Diimbau masyarakat yang merasa pernah kontak langsung dengan pasien tersebut segera memeriksakan kesehatannya di rumah sakit. Biaya pemeriksaan kesehatan di Tanjungpinang ditanggung pemerintah..,
Tanjungpinang (ANTARA) - Istri dari pasien positif COVID-19 mulai Selasa(17/3) dikarantina di Rumah Sakit Ahmad Tabib Tanjungpinang, kata Kepala Dinas Kesehatan Provinsi Kepulauan Riau, Tjetjep Yudiana.

"Anggota keluarga lainnya yang melakukan kontak langsung juga dikarantina," ujarnya saat konferensi pers di Kantor Badan Penanggulangan Bencana Daerah Kepri, Selasa.

Tjetjep mengatakan tim Gugus Tugas COVID-19 Kepri juga menelusuri berbagai pihak lainnya yang melakukan kontak langsung dengan pasien yang sudah berusia 71 tahun tersebut.

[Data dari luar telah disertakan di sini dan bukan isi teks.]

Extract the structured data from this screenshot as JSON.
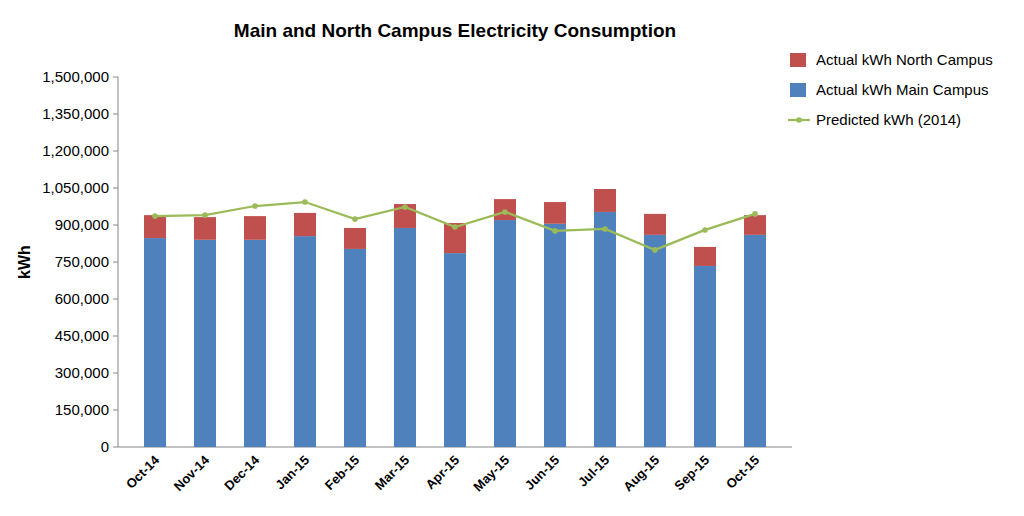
{
  "chart_data": {
    "type": "bar",
    "title": "Main and North Campus Electricity Consumption",
    "y_label": "kWh",
    "categories": [
      "Oct-14",
      "Nov-14",
      "Dec-14",
      "Jan-15",
      "Feb-15",
      "Mar-15",
      "Apr-15",
      "May-15",
      "Jun-15",
      "Jul-15",
      "Aug-15",
      "Sep-15",
      "Oct-15"
    ],
    "series": [
      {
        "name": "Actual kWh Main Campus",
        "color": "#4f81bd",
        "type": "bar",
        "values": [
          847000,
          840000,
          840000,
          855000,
          803000,
          888000,
          786000,
          920000,
          905000,
          953000,
          860000,
          734000,
          860000
        ]
      },
      {
        "name": "Actual kWh North Campus",
        "color": "#c0504d",
        "type": "bar",
        "values": [
          93000,
          92000,
          96000,
          94000,
          85000,
          97000,
          122000,
          85000,
          88000,
          93000,
          85000,
          77000,
          80000
        ]
      },
      {
        "name": "Predicted kWh (2014)",
        "color": "#9bbb59",
        "type": "line",
        "marker": "circle",
        "values": [
          936000,
          940000,
          977000,
          993000,
          924000,
          973000,
          892000,
          953000,
          876000,
          884000,
          799000,
          880000,
          945000
        ]
      }
    ],
    "stacked": true,
    "legend": "right",
    "grid": false,
    "ylim": [
      0,
      1500000
    ],
    "yticks": [
      0,
      {
        "value": 150000,
        "label": "150,000"
      },
      {
        "value": 300000,
        "label": "300,000"
      },
      {
        "value": 450000,
        "label": "450,000"
      },
      {
        "value": 600000,
        "label": "600,000"
      },
      {
        "value": 750000,
        "label": "750,000"
      },
      {
        "value": 900000,
        "label": "900,000"
      },
      {
        "value": 1050000,
        "label": "1,050,000"
      },
      {
        "value": 1200000,
        "label": "1,200,000"
      },
      {
        "value": 1350000,
        "label": "1,350,000"
      },
      {
        "value": 1500000,
        "label": "1,500,000"
      }
    ]
  }
}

Warga yang ikut dikarantina antara lain bekerja sebagai anak buah kapal, komunitas pelabuhan dan para medis.
Baca juga: Pemprov Kepri: Tidak benar pasien COVID-19 Tanjungpinang meninggal

Diimbau masyarakat yang merasa pernah kontak langsung dengan pasien tersebut segera memeriksakan kesehatannya di rumah sakit. Biaya pemeriksaan kesehatan di Tanjungpinang ditanggung pemerintah, termasuk orang yang dalam pengawasan medis dan positif COVID-19.

"Jumlahnya diperkirakan akan semakin banyak," ucapnya.

Pemprov Kepri sanggup menangani permasalahan COVID-19. Ruangan isolasi di Rumah Sakit Ahmad Tabib memang terbatas, namun ruangan lainnya dapat dipergunakan, seperti di Rumah Singgah yang berada di sebelah rumah sakit tersebut.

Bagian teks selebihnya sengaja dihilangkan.